Interestingly, Karjalainen et al., who analysed data from the BASE ACS trial, conclude that stent postdilation is useful in treating ACS. However, the AJC article does not agree with the finding. As the Chinese authors state, "in our opinion, this is an uncritical acceptance of stent postdilation at face value without considering the increased risk of death."
The Chinese team argues that, based on the data, the risk of death is higher after stent postdilation. Specifically, the risk of cardiac death was higher in postdilation arm (multivariate adjusted hazard ratio [HR] 1.83, 95% confidence interval [CI] 0.83 to 4.04, p = 0.12); the risk of noncardiac death was also higher in the postdilation group (multivariate adjusted HR 1.58, 95% CI 0.82 to 3.07, p = 0.17). The lack of statistical significance here, the team says, may most probably result from small number of events.
Using a composite end point of cardiac death or noncardiac death will gain better statistical power, they explain. "Here, the risk of death (including cardiac and noncardiac death) was significantly higher in the postdilation group than the non-postdilation group (odds ratio 1.72, 95% CI 1.02 to 2.88, p = 0.04)," the authors write. "Thus, the data in this study indeed warn against, instead of favouring, unnecessary use of stent postdilation in treating ACS."
In addition, there is molecular evidence underlying this detrimental effect of stent postdilation in ACS patients, according to the AJC article.
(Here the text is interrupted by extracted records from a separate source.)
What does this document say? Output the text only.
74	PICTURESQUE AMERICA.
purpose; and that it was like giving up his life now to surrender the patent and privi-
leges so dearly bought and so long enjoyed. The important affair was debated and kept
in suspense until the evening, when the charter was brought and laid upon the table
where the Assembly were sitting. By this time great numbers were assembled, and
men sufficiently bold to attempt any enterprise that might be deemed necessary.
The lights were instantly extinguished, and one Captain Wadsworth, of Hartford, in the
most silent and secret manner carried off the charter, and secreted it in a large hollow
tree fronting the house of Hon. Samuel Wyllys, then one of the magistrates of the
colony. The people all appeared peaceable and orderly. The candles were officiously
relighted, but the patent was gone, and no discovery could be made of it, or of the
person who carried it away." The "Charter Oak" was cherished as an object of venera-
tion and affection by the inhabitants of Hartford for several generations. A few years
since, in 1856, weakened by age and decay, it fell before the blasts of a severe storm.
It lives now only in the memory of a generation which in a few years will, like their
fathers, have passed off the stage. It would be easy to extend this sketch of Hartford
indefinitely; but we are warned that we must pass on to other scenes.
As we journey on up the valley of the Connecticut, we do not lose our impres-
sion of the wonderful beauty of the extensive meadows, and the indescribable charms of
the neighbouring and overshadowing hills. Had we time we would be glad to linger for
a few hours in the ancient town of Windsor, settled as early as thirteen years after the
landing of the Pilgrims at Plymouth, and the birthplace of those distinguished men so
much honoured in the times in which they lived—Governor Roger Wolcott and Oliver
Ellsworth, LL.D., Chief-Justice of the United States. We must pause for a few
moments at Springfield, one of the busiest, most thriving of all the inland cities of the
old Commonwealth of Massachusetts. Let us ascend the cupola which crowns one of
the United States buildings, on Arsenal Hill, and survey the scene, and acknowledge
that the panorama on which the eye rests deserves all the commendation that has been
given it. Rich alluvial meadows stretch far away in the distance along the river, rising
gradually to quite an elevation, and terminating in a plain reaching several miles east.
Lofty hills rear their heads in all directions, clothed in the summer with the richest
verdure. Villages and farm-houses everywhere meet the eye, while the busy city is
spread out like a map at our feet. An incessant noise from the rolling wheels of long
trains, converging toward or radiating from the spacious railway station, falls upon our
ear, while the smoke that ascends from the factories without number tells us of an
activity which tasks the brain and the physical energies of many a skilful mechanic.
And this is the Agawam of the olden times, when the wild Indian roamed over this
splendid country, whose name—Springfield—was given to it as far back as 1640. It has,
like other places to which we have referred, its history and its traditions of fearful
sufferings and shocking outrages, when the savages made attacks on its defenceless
One recent study showed a significantly increased level of plasma B-type natriuretic peptide after stent postdilation, which is a biomarker for heart failure. Further, stent postdilation was associated with increased levels of troponin I and high-sensitive C-reactive protein, suggesting more myocardial injury and inflammation.
Again, the cumulative evidence does not favour the use of postdilation in the treatment of ACS patients, the AJC article points out.